Rob Kardashian, the only son of Kris Jenner and Robert Kardashian, has been reclusive over the past year thanks to a dramatic weight gain and rumoured struggles with mental health.
In the past, Kim has identified the reasons for Rob’s breakdown as being family issues he hasn’t dealt with.
“I think it’s been circumstances in his life that he just really hasn’t dealt with. Whether it’s, you know, the loss of our father, or certain break-ups, or, you know, he was extremely close to Lamar [Odom] and when, you know, Khloé and him broke up, that was really hard on him. So I think it was a couple things,” she told the US Today show this year.
Warning: some viewers may find this video offensive.
In addition to Khloe’s 2013 split from Lamar following his battles with cocaine addiction, Kris filed for divorce from Bruce in 2014, around a year before he began identifying as Caitlyn Jenner.

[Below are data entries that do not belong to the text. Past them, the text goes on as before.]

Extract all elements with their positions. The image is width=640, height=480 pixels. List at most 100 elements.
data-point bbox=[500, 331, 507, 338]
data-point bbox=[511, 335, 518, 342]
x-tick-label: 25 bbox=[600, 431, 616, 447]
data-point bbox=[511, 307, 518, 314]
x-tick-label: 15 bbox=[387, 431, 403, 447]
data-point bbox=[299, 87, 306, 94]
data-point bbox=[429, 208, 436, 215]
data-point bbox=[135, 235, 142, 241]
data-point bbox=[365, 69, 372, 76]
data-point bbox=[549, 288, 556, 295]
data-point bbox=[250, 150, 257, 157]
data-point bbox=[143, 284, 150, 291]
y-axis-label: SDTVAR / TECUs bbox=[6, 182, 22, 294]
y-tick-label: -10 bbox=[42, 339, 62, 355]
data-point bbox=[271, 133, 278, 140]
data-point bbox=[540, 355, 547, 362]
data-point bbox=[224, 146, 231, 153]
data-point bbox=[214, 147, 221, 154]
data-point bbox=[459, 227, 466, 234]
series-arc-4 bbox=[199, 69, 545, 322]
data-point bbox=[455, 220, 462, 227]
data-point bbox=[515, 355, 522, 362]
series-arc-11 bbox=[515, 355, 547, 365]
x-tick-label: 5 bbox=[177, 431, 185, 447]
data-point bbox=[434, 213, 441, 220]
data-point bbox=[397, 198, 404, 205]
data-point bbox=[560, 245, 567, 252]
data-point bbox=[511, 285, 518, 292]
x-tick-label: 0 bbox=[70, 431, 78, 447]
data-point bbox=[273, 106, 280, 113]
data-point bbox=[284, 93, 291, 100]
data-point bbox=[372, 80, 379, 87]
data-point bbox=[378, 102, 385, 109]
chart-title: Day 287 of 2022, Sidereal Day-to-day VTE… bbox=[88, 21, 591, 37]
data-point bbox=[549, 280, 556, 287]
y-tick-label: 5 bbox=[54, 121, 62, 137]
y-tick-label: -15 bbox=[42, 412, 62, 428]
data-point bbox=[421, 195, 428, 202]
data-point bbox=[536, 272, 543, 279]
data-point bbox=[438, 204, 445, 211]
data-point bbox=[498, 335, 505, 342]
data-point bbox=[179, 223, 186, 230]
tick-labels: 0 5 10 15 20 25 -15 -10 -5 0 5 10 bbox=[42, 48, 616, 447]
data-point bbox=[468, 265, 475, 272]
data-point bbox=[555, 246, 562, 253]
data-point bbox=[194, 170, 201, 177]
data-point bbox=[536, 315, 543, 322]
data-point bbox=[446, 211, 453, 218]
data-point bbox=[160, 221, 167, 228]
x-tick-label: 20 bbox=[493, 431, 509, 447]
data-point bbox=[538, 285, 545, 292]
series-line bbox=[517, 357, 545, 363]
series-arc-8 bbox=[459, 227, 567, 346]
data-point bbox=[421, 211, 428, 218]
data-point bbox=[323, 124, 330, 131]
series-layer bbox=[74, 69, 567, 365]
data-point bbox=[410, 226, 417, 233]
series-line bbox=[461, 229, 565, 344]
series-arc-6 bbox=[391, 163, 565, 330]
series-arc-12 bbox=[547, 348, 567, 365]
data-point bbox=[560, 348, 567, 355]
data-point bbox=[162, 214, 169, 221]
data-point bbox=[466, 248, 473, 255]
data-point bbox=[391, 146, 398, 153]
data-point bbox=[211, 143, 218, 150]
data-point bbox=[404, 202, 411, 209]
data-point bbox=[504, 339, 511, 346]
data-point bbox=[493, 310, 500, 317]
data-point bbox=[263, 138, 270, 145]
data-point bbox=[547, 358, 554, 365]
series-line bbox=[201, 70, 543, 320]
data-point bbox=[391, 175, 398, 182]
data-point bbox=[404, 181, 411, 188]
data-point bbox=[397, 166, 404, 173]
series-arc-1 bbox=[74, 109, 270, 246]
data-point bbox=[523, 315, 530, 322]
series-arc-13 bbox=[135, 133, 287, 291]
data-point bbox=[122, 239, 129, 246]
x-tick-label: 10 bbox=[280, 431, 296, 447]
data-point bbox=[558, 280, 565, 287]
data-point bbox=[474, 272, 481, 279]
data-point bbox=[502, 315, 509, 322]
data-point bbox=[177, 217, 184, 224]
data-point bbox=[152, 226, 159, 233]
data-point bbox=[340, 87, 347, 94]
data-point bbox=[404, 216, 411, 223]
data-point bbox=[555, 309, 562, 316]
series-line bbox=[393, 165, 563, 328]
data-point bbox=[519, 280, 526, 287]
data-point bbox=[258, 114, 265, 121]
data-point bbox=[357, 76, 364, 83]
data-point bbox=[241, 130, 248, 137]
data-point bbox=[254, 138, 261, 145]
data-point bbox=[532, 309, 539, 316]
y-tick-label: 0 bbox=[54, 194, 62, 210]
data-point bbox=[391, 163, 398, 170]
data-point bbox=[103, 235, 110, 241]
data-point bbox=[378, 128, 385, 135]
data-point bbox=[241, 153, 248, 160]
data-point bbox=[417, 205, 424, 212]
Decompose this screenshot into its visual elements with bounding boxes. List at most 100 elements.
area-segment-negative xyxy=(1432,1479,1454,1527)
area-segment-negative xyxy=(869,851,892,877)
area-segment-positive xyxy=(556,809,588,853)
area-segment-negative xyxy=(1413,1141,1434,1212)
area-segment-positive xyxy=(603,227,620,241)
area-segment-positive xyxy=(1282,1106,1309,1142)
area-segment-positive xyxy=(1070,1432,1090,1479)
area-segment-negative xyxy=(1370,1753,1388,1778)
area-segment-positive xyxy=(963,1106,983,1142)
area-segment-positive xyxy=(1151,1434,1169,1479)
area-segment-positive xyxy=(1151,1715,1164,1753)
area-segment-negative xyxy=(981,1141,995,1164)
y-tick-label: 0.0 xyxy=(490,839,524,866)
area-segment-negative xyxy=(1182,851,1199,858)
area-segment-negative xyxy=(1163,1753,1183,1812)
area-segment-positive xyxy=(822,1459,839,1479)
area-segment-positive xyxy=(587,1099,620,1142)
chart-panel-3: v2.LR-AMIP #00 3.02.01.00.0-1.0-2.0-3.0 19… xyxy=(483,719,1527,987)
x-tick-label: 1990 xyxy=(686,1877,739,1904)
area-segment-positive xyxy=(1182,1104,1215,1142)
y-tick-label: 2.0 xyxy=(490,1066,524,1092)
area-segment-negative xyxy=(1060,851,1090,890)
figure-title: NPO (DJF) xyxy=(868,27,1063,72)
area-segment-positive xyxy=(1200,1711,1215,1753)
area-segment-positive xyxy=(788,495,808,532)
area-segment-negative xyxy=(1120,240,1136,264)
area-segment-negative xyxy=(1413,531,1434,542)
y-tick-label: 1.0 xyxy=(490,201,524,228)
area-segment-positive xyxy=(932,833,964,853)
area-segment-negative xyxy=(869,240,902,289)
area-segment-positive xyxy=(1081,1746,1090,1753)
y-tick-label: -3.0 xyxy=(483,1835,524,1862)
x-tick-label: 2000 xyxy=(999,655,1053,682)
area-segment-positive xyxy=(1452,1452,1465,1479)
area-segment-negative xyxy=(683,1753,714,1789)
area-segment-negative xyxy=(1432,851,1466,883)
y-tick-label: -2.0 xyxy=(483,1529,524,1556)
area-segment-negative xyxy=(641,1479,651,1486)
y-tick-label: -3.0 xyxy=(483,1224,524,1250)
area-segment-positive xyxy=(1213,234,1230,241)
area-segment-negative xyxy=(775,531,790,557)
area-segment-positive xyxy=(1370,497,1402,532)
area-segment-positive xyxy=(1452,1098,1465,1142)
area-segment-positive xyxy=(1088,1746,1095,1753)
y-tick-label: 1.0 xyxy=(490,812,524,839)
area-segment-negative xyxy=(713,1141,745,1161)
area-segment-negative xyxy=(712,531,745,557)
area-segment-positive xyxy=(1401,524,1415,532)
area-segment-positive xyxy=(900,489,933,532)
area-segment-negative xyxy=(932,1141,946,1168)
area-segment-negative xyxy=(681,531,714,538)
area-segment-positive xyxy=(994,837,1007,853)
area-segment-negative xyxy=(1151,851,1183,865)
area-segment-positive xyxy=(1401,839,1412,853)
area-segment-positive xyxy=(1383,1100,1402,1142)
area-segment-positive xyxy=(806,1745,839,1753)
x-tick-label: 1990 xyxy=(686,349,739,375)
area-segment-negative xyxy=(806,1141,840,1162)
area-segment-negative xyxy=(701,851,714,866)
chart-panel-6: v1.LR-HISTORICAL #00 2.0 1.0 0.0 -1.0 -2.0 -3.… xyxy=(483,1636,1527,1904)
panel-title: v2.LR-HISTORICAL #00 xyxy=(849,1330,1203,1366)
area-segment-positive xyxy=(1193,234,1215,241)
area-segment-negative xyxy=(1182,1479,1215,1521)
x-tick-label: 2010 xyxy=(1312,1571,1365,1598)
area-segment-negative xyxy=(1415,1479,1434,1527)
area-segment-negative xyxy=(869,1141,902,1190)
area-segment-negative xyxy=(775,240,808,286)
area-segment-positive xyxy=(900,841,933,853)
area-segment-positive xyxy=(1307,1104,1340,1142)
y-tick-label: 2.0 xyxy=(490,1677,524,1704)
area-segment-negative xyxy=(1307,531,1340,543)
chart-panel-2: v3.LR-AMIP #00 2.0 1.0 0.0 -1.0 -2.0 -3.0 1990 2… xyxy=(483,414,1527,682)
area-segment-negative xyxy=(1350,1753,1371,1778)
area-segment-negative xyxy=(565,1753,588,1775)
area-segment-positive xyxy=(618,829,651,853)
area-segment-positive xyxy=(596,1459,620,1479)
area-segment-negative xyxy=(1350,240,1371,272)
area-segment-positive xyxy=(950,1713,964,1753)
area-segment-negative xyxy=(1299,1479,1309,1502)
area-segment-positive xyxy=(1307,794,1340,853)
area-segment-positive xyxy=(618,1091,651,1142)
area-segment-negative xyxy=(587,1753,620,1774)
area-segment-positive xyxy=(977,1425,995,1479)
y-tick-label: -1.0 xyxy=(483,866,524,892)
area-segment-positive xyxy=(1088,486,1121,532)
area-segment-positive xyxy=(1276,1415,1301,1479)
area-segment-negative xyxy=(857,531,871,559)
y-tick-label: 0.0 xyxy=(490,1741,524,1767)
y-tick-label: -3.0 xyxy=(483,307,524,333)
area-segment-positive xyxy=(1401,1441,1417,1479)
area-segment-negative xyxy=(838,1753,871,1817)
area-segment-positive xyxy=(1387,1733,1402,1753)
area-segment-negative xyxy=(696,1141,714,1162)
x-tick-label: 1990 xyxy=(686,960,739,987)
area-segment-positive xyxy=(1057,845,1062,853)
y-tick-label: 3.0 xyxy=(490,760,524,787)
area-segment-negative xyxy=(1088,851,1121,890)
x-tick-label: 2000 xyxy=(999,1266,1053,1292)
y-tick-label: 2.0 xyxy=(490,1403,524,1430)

In the past month, Kourtney’s long-term relationship with her partner and father of their three children, Scott, ended after he was photographed with another woman.
Who is to blame?
It’s not that we should pity the Kardashians. Their fame and fortune is enviable and they’ve built an empire off being in the public eye.
Instead, perhaps we should think before we criticise – would we be any different under such intense scrutiny?
Or worse, was it us, the public, who drove them to their own destruction out of voyeurism and vitriol?